Piala Dunia 2022 juga menyaksikan tim nasional Iran menunjukkan penentangan mereka terhadap pemerintah mereka sendiri yang telah dikompromikan. Mahsa Amini adalah seorang wanita Iran berusia 22 tahun yang ditangkap karena salah mengenakan hijab, dan kemudian diduga dibunuh oleh otoritas Iran setelah dipukuli dengan kejam. Protes menyusul dan paranoia negara tentang mengamankan pengajuan teoretis publik telah terungkap sepenuhnya setelah 416 pemrotes dibunuh hanya karena keterlibatan mereka dalam perbedaan pendapat. Tim nasional Iran memilih untuk tidak menyanyikan lagu negara mereka dalam koalisi dengan penonton yang sama-sama tidak puas yang mencemooh lagu tersebut. Terlepas dari seberapa sadar politik atau terstimulasi secara intelektual para pemain sepak bola Iran, keaslian aktivisme mereka tidak dapat disangkal ketika disiarkan di panggung terbesar.
Sejarah panjang aktivisme atletik adalah sejarah yang tidak akan pernah berakhir, dan seharusnya tidak pernah berakhir.

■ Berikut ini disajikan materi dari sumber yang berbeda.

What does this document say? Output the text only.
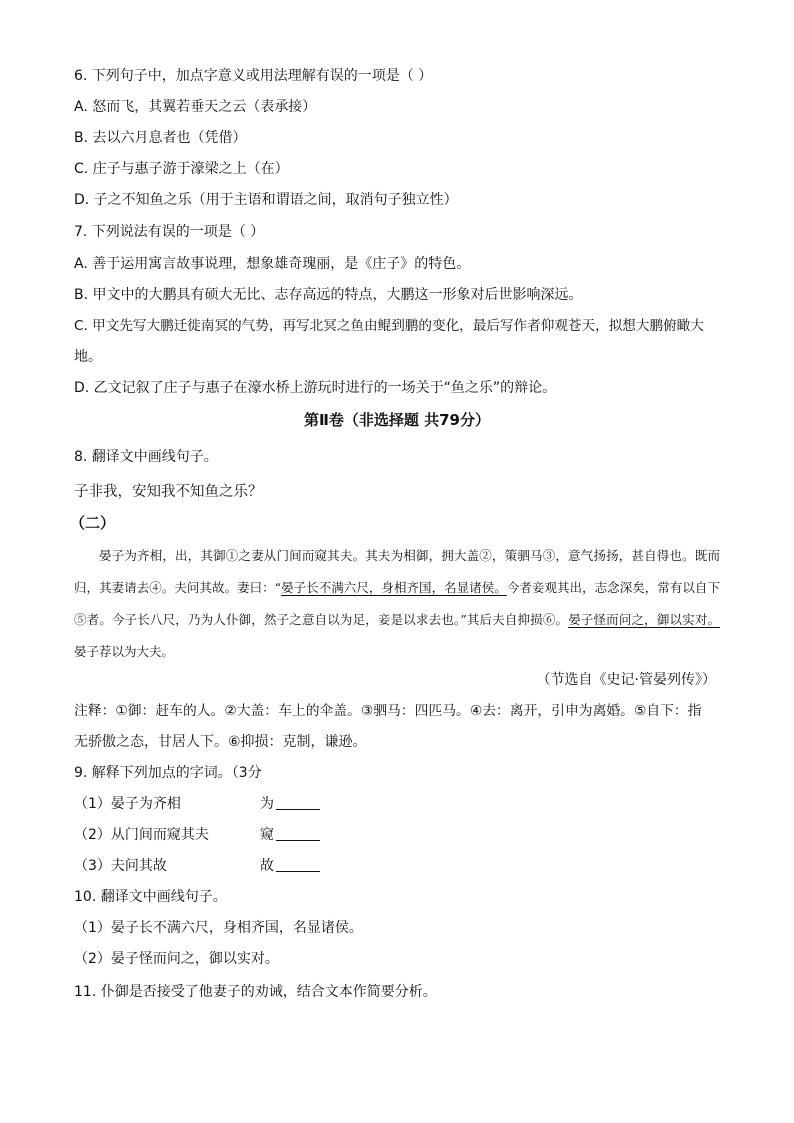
6. 下列句子中，加点字意义或用法理解有误的一项是（ ）
A. 怒而飞，其翼若垂天之云（表承接）
B. 去以六月息者也（凭借）
C. 庄子与惠子游于濠梁之上（在）
D. 子之不知鱼之乐（用于主语和谓语之间，取消句子独立性）
7. 下列说法有误的一项是（ ）
A. 善于运用寓言故事说理，想象雄奇瑰丽，是《庄子》的特色。
B. 甲文中的大鹏具有硕大无比、志存高远的特点，大鹏这一形象对后世影响深远。
C. 甲文先写大鹏迁徙南冥的气势，再写北冥之鱼由鲲到鹏的变化，最后写作者仰观苍天，拟想大鹏俯瞰大
地。
D. 乙文记叙了庄子与惠子在濠水桥上游玩时进行的一场关于“鱼之乐”的辩论。
第Ⅱ卷（非选择题 共79分）
8. 翻译文中画线句子。
子非我，安知我不知鱼之乐？
（二）
晏子为齐相，出，其御①之妻从门间而窥其夫。其夫为相御，拥大盖②，策驷马③，意气扬扬，甚自得也。既而归，其妻请去④。夫问其故。妻曰：“晏子长不满六尺，身相齐国，名显诸侯。今者妾观其出，志念深矣，常有以自下⑤者。今子长八尺，乃为人仆御，然子之意自以为足，妾是以求去也。”其后夫自抑损⑥。晏子怪而问之，御以实对。晏子荐以为大夫。
（节选自《史记·管晏列传》）
注释：①御：赶车的人。②大盖：车上的伞盖。③驷马：四匹马。④去：离开，引申为离婚。⑤自下：指
无骄傲之态，甘居人下。⑥抑损：克制，谦逊。
9. 解释下列加点的字词。（3分
（1）晏子为齐相	为
（2）从门间而窥其夫	窥
（3）夫问其故	故
10. 翻译文中画线句子。
（1）晏子长不满六尺，身相齐国，名显诸侯。
（2）晏子怪而问之，御以实对。
11. 仆御是否接受了他妻子的劝诫，结合文本作简要分析。
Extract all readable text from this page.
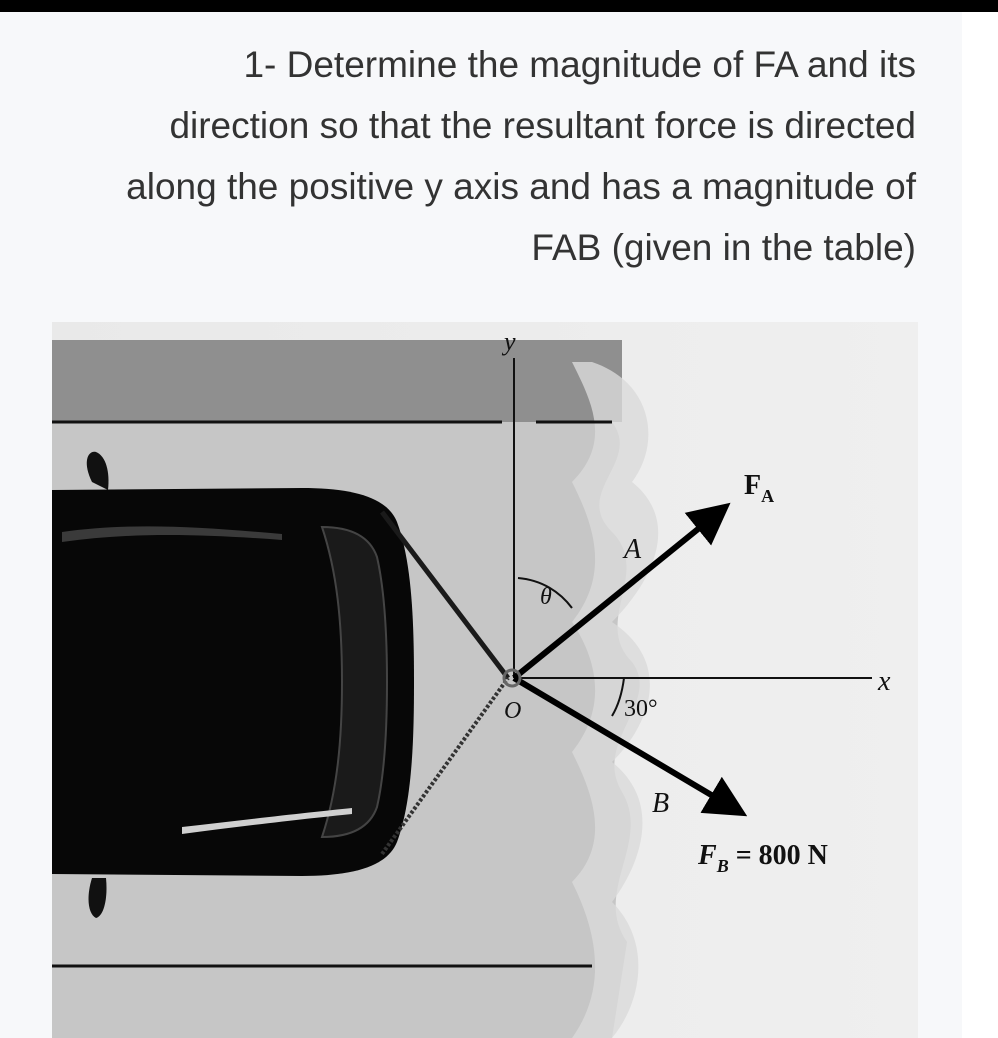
1- Determine the magnitude of FA and its
direction so that the resultant force is directed
along the positive y axis and has a magnitude of
FAB (given in the table)
y
x
A
B
O
θ
30°
$F_A$
$F_B = 800$ N
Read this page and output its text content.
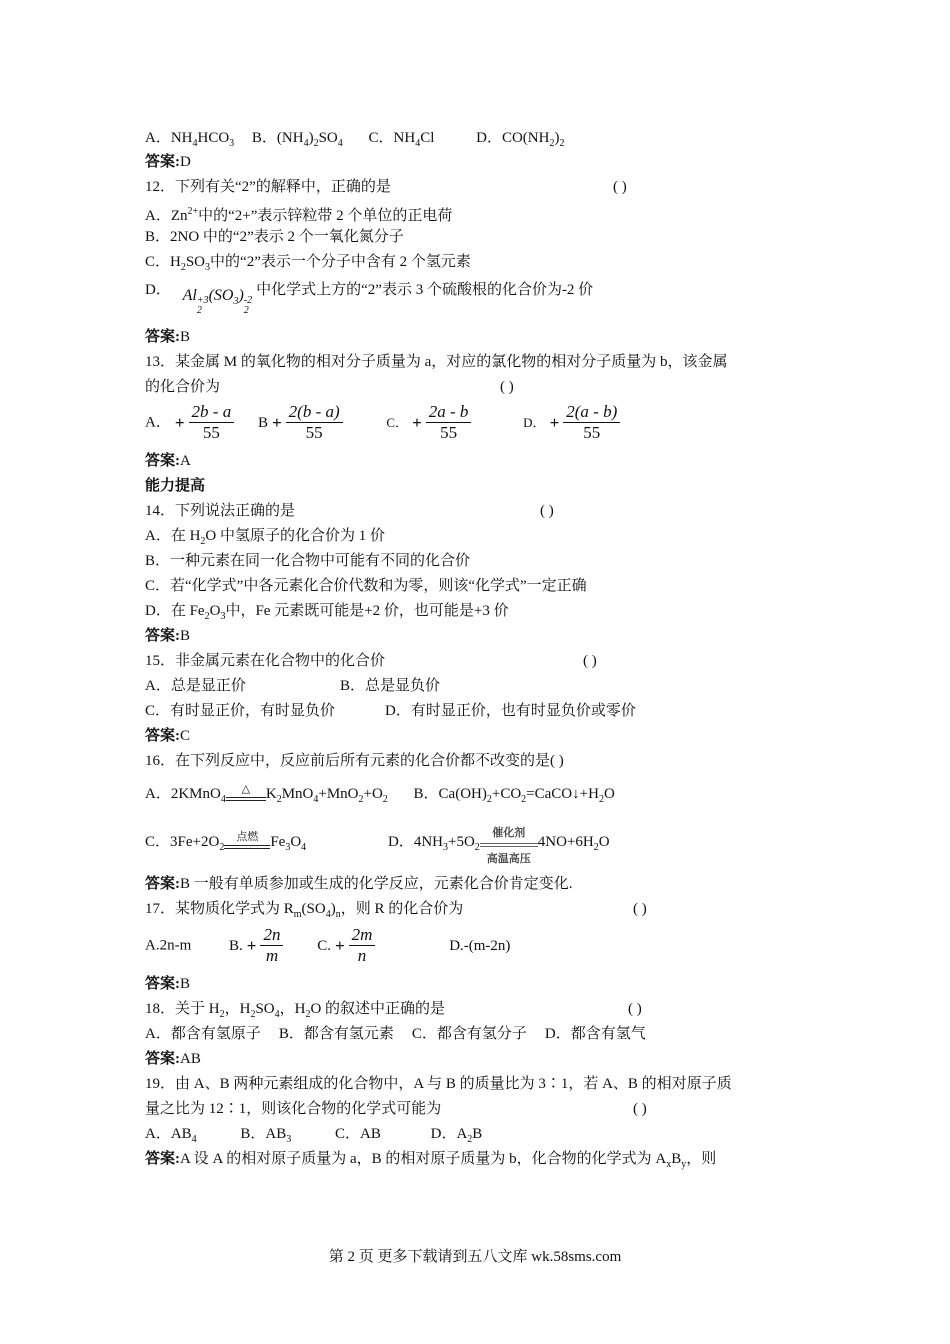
A．$NH_4HCO_3$ B．$(NH_4)_2SO_4$ C．$NH_4Cl$	D．$CO(NH_2)_2$
答案:D
12．下列有关“2”的解释中，正确的是	( )
A．$Zn^{2+}$中的“2+”表示锌粒带 2 个单位的正电荷
B．2NO 中的“2”表示 2 个一氧化氮分子
C．$H_2SO_3$中的“2”表示一个分子中含有 2 个氢元素
D． Al +3
2
$(SO_3)$ -2
2
中化学式上方的“2”表示 3 个硫酸根的化合价为-2 价
答案:B
13．某金属 M 的氧化物的相对分子质量为 a，对应的氯化物的相对分子质量为 b，该金属
的化合价为	( )
A． + $\frac{2b - a}{55}$ $B + \frac{2(b - a)}{55}$	C． + $\frac{2a - b}{55}$	D． + $\frac{2(a - b)}{55}$
答案:A
能力提高
14．下列说法正确的是	( )
A．在 $H_2O$ 中氢原子的化合价为 1 价
B．一种元素在同一化合物中可能有不同的化合价
C．若“化学式”中各元素化合价代数和为零，则该“化学式”一定正确
D．在 $Fe_2O_3$中，Fe 元素既可能是+2 价，也可能是+3 价
答案:B
15．非金属元素在化合物中的化合价	( )
A．总是显正价	B．总是显负价
C．有时显正价，有时显负价	D．有时显正价，也有时显负价或零价
答案:C
16．在下列反应中，反应前后所有元素的化合价都不改变的是( )
A．2KMnO$_4$
△	$K_2MnO_4+MnO_2+O_2$ B．$Ca(OH)_2+CO_2=CaCO↓+H_2O$
C．$3Fe+2O_2$
点燃 $Fe_3O_4$	D．$4NH_3+5O_2$
催化剂
高温高压
$4NO+6H_2O$
答案:B 一般有单质参加或生成的化学反应，元素化合价肯定变化.
17．某物质化学式为 $R_m(SO_4)_n$，则 R 的化合价为	( )
A.2n-m	B. + $\frac{2n}{m} C$. + $\frac{2m}{n}$	D.-(m-2n)
答案:B
18．关于 $H_2$，$H_2SO_4$，$H_2O$ 的叙述中正确的是	( )
A．都含有氢原子 B．都含有氢元素 C．都含有氢分子 D．都含有氢气
答案:AB
19．由 A、B 两种元素组成的化合物中，A 与 B 的质量比为 3∶1，若 A、B 的相对原子质
量之比为 12∶1，则该化合物的化学式可能为	( )
A．$AB_4$	B．$AB_3$	C．AB	D．$A_2B$
答案:A 设 A 的相对原子质量为 a，B 的相对原子质量为 b，化合物的化学式为 $A_xB_y$，则
第 2 页 更多下载请到五八文库 wk.58sms.com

Tentu saja ada kasus di mana pemain menyalahgunakan jangkauan mereka untuk mempromosikan perspektif yang merusak dan kurang informasi. Hal ini dapat memberikan peluang bagi para pakar untuk menggunakan contoh-contoh seperti itu sebagai kambing hitam untuk masalah-masalah yang melampaui mereka, yang pada akhirnya meremehkan cakupan konflik kepada seseorang yang seharusnya tidak mewakilinya. Kasus-kasus yang saya sebutkan sebelumnya adalah ujung lain dari spektrum, aspek aktivisme atletik yang harus diapresiasi dalam semua kejayaannya yang tanpa kompromi.